Time-like hypersurfaces of prescribed mean extrinsic curvature

TL;DR

This paper derives hyperbolic equations related to time-like hypersurfaces with prescribed mean extrinsic curvature, simplifying boundary conditions in Einstein's vacuum equations and enabling better control of spacetime evolution.

Contribution

It introduces a gauge-based approach to analyze hyperbolic equations for time-like hypersurfaces with prescribed mean extrinsic curvature, independent of Einstein's equations.

Findings

Hyperbolic equations are independent of Einstein's equations.

Boundary conditions with constant mean extrinsic curvature simplify analysis.

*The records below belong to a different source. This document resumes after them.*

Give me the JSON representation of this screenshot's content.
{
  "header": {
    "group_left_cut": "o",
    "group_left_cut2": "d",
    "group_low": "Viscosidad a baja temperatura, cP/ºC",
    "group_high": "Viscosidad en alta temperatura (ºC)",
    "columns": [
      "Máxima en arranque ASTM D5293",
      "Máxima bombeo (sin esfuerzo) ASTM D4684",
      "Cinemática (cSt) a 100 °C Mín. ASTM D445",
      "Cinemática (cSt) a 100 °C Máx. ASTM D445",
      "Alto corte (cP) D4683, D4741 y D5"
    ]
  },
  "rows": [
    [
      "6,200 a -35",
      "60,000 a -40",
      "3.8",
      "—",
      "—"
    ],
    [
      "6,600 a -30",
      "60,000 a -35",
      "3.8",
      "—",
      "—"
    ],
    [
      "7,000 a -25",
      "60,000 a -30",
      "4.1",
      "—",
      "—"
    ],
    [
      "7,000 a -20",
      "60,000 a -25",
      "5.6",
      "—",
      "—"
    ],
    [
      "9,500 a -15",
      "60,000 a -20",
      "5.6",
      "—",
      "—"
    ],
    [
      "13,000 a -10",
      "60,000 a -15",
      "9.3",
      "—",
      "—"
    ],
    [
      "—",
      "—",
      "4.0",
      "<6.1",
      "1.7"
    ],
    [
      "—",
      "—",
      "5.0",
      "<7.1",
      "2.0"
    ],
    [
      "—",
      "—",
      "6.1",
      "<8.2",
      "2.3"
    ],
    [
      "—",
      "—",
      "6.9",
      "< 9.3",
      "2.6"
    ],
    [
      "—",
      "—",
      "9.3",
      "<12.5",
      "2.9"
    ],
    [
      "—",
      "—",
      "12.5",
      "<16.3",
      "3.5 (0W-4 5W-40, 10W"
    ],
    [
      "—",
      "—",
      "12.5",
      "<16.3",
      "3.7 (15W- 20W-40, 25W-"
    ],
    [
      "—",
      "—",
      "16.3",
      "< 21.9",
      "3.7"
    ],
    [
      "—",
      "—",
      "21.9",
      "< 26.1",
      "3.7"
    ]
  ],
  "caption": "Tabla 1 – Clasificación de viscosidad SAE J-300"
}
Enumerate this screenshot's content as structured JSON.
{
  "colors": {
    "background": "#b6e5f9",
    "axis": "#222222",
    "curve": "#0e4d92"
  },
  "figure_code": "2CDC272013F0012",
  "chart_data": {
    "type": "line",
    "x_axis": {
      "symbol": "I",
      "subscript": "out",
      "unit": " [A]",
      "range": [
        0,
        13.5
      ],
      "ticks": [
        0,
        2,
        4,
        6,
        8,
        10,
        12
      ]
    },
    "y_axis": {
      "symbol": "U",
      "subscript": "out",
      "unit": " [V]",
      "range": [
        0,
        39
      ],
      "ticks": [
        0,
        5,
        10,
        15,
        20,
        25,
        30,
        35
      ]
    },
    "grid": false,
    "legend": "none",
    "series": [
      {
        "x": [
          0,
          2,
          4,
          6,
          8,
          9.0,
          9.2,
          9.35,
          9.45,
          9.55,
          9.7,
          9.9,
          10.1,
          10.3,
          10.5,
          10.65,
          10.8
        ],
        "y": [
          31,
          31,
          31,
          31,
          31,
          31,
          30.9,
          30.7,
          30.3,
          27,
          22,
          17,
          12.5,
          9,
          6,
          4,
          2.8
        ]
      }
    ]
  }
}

Totally geodesic boundaries further simplify the problem.

Abstract

The results on the initial boundary value problem for Einstein's vacuum field equation obtained in \cite{friedrich:nagy} rely on an unusual gauge. One of the defining gauge source functions represents the mean extrinsic curvature of the time-like leaves of a foliation that includes the boundary and covers a neighbourhoood of it. The others steer the development of a frame field and coordinates on the leaves. In general their combined action is needed to control in the context of the reduced field equations the evolution of the leaves. In this article are derived the hyperbolic equations implicit in that gauge. It is shown that the latter are independent of the Einstein equations and well defined on arbitrary space-times. The analysis simplifies if boundary conditions with constant mean extrinsic curvature are stipulated. It simplifies further if the boundary is required to be totally geodesic.